Analysts suggest that health reform legislation may do little to help Hispanics -- many of whom could remain uninsured due to immigration restrictions and costs -- as well as other immigrants. Meanwhile, African-American and Hispanic groups unite with an advertising campaign to push for health care reform.
The Orlando Sentinel
reports: "As the health-care reform debate takes shape in Congress, advocates worry that many Hispanics -- who have the highest rate of uninsured of all ethnic and racial groups -- could still be left without needed medical care. Some think that out-of-pocket expenses would keep many Hispanics from buying insurance. For others, their immigration status could affect whether they get any kind of coverage."
The Sentinel adds, "While the Senate Finance Committee has defeated amendments that would have restricted access to legal immigrants, pending proposals would leave out millions of others who are in the country illegally, completely excluding them from benefits. ... Advocates on all sides agree that illegal immigrants excluded from health benefits will end up using public resources through emergency rooms and government-funded clinics. ... Others think that keeping illegal immigrants out of health benefits would also affect legal residents and U.S. citizens in mixed households, who might just opt out of the system altogether" (Ramos, 10/5).
Meanwhile, The Hill
finds that many legal immigrants will not see immediate help from reform: "Millions of uninsured legal immigrants will remain without coverage unless lawmakers adjust longstanding Medicaid rules that delay them from subscribing to the program, a new report finds. Without those changes, the report's authors add, legal immigrants could continue contributing to the rising costs of healthcare across the country. Roughly 3.4 million legal immigrants are currently without health insurance, a sizable portion of whom are between 150 percent and 400 percent of the federal poverty level, the Migration Policy Institute (MPI) indicates in its latest study, released Monday."
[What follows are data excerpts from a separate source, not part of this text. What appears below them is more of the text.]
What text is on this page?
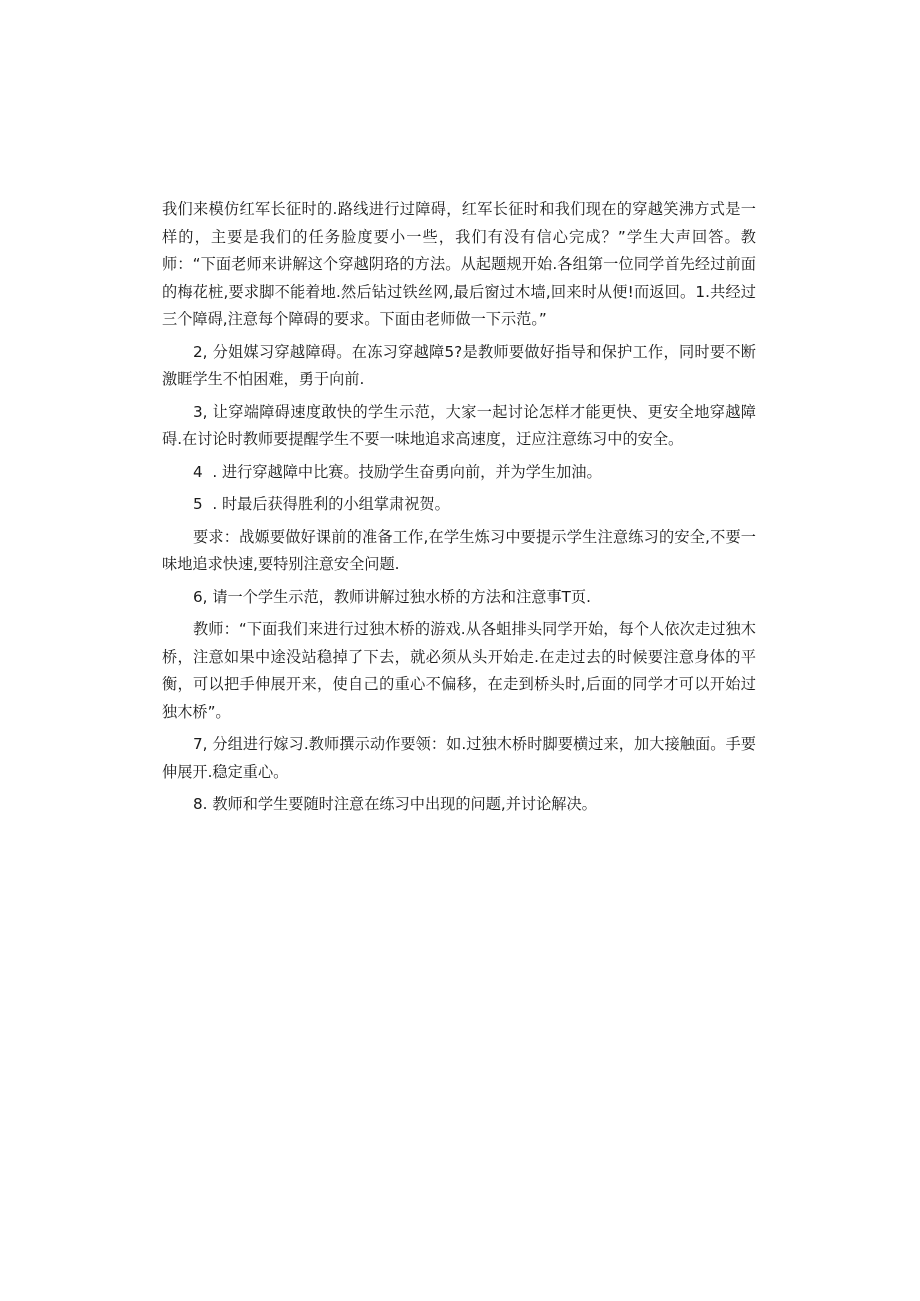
我们来模仿红军长征时的.路线进行过障碍，红军长征时和我们现在的穿越笑沸方式是一样的，主要是我们的任务脸度要小一些，我们有没有信心完成？”学生大声回答。教师：“下面老师来讲解这个穿越阴珞的方法。从起题规开始.各组第一位同学首先经过前面的梅花桩,要求脚不能着地.然后钻过铁丝网,最后窗过木墙,回来时从便!而返回。1.共经过三个障碍,注意每个障碍的要求。下面由老师做一下示范。”

2, 分姐媒习穿越障碍。在冻习穿越障5?是教师要做好指导和保护工作，同时要不断激睚学生不怕困难，勇于向前.

3, 让穿端障碍速度敢快的学生示范，大家一起讨论怎样才能更快、更安全地穿越障碍.在讨论时教师要提醒学生不要一味地追求高速度，迂应注意练习中的安全。

4  . 进行穿越障中比赛。技励学生奋勇向前，并为学生加油。

5  . 时最后获得胜利的小组掌肃祝贺。

要求：战嫄要做好课前的准备工作,在学生炼习中要提示学生注意练习的安全,不要一味地追求快速,要特别注意安全问题.

6, 请一个学生示范，教师讲解过独水桥的方法和注意事T页.

教师：“下面我们来进行过独木桥的游戏.从各蛆排头同学开始，每个人依次走过独木桥，注意如果中途没站稳掉了下去，就必须从头开始走.在走过去的时候要注意身体的平衡，可以把手伸展开来，使自己的重心不偏移，在走到桥头时,后面的同学才可以开始过独木桥”。

7, 分组进行嫁习.教师撰示动作要领：如.过独木桥时脚要横过来，加大接触面。手要伸展开.稳定重心。

8. 教师和学生要随时注意在练习中出现的问题,并讨论解决。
Many poor legal immigrants cannot qualify for Medicaid because the government restricts bars them "from subscribing for at least five years, (the authors of the report) explained. That delay, which is preserved in every healthcare reform bill Congress is considering, means a number of immigrants could still head to their emergency rooms for primary care or otherwise lack access to preventive medicine — two key points in the healthcare debate that proponents stress would drive down costs for all, according to the report" (Romm, 10/5).
Various newspapers have articles on a new minority health care ad campaign organized by the Center for Community Change, the NAACP, National Council of La Raza and the Leadership Conference on Civil Rights. McClatchy
reports: "Black and Latino groups said Monday that they'd begin an ad campaign aimed at urging swing state lawmakers in Congress to back overhauling health care. ... The organizers want to remind Democratic lawmakers who are facing tough midterm elections next year that the outcome of the health care debate will be a litmus test for how African-Americans and Hispanics vote. The groups have joined forces for an ad buy of $250,000 to $500,000 that will appear on minority-oriented cable networks such as Black Entertainment Television and Univision in Florida, North Carolina, Louisiana and Arkansas and in African-American and Hispanic newspapers in those states."
The health care debate could have serious ramifications for minorities. "Of the nonelderly population -- the elderly qualify for Medicare -- about 20.6 percent of African-Americans and 32.2 percent of Latinos had no health insurance coverage, compared with 12.7 percent of whites, according to an analysis of 2008 census data by the Kaiser Family Foundation. A Pew Research Center poll Sept. 10-15 found that two-thirds of blacks said they generally favored the health care proposals that were before Congress, compared with 37 percent of whites. Whether the black and Latino communities are ready to be mobilized is unclear, however" (Lightman and Douglas, 10/5).
The Boston Globe/Associated Press
reports: "The ads feature a recognizable civil rights symbol -- a public bus -- to send the group's message that 'there needs to be room for all of us on the bus'" (10/5). CQ
reports: "The groups said four elements are essential to a final overhaul package: a public option to compete with private insurance companies, coverage of all U.S. residents regardless of pre-existing conditions or employment status, comprehensive and affordable coverage, and 'the highest quality care for everyone.' The public option is critical because it would provide affordable coverage in minority communities, the groups said" (Reichard, 10/5).